Conclusion: Gratitude and Purpose of the Podcast
00:38:36
Speaker
Okay, I have gone way over what I expected to talk about today, but I hope this was helpful. I hopeful it was helpful if you're struggling in some of your friendships. A, to think about like why they're so hard is because they bring us so much. They offer us so much value in our life.
00:38:51
Speaker
and B to think about it is okay for them to change over time and having that really honest conversation with yourself of how have things changed?
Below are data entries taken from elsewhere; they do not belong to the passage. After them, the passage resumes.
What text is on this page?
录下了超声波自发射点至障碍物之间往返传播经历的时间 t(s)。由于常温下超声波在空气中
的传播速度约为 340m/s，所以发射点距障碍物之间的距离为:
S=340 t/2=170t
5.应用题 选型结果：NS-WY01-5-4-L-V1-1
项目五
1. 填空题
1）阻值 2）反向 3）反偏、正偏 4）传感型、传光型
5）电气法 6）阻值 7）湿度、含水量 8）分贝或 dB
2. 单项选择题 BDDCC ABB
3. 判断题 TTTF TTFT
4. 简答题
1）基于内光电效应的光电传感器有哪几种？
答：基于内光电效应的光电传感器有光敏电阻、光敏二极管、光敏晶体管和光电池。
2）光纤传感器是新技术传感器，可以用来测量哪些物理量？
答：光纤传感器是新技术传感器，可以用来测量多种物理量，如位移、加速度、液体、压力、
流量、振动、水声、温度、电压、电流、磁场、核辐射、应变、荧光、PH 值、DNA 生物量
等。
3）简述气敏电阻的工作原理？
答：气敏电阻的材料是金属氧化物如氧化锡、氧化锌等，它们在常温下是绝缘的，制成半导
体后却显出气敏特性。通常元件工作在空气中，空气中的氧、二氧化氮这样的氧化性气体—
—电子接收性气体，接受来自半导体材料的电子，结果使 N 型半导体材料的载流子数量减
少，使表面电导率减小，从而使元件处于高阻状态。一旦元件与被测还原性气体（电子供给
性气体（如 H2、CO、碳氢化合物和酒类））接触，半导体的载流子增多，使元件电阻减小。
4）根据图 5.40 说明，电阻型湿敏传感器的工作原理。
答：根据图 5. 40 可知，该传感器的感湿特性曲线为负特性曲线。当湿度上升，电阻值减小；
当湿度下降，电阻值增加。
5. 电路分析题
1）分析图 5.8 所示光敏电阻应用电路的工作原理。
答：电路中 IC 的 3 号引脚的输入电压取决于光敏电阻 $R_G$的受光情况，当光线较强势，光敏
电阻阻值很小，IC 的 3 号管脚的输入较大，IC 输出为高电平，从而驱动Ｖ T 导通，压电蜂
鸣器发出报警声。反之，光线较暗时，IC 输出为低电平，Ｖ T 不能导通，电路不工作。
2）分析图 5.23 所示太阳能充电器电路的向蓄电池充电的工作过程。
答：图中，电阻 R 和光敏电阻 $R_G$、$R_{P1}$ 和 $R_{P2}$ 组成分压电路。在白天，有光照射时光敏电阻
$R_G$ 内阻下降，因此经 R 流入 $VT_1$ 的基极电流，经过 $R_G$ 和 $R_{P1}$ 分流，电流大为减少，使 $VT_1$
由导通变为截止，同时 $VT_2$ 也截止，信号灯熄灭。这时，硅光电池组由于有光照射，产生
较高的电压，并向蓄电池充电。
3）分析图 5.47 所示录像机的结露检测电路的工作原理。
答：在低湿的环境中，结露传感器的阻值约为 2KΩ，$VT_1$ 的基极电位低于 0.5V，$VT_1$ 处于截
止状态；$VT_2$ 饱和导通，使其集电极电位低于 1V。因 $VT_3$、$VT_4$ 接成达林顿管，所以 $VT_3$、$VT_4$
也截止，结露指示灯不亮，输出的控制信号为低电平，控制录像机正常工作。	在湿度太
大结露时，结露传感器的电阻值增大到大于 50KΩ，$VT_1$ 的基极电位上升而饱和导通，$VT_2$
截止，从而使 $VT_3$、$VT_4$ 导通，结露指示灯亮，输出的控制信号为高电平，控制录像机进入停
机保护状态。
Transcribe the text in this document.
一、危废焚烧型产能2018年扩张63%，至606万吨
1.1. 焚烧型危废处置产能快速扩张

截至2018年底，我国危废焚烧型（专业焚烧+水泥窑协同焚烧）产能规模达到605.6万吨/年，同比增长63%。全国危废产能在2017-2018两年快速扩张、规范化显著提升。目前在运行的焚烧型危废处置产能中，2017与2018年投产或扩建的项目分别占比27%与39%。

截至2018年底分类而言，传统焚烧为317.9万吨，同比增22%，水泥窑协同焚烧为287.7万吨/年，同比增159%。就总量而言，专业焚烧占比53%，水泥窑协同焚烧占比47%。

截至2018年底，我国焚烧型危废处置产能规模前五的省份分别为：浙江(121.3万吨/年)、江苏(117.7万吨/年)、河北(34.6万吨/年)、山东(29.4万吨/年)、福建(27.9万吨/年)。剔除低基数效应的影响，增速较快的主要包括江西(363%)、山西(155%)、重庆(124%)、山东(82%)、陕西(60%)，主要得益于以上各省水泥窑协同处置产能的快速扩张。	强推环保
Maybe what expectations are you holding other people to or vice versa that you need to have like an honest conversation with yourself and probably them too about this is not where we are anymore and that's okay.
00:39:14
Speaker
And three, like visualizing where they are kind of like on your diagram, so that you can look at, okay, well, if I'm if I'm moving away from this person, who does that allow to come in?
00:39:30
Speaker
to be okay with that. And I think that that is one of the most painful thing about any relationship is accepting when it's not as close as it once was. I'm not saying don't grieve that. I'm just saying that it's normal and it's okay to allow yourself to go through the process of accepting it so that you can release any or avoid any like resentment or tension in the relationship.
00:39:55
Speaker
And again, with that being said, shout out to all my besties who listen to this podcast and they hype me up and they are just so empowering. We have such like a good fun time together. Like thank each and every one of you for the value that you add to my life.
00:40:10
Speaker
And if nothing else, I hope this podcast helps you to think about your girls today and maybe just send your bestie a message right now about how much they mean to you and the value that they add to your life and just have a bit of gratitude for the blessing that they are to you. That's it. That's all I've got today. I'll talk to you next week. Bye.
00:40:31
Speaker
Thanks for tuning in to this episode of Outside of Session. Remember, while I am a licensed therapist, this podcast is not a substitute for individual therapy. The contents of this episode are for educational and entertainment purposes only. If you are having a mental health emergency, please dial 911 for immediate assistance or dial 988 for the Suicide and Crisis Lifeline.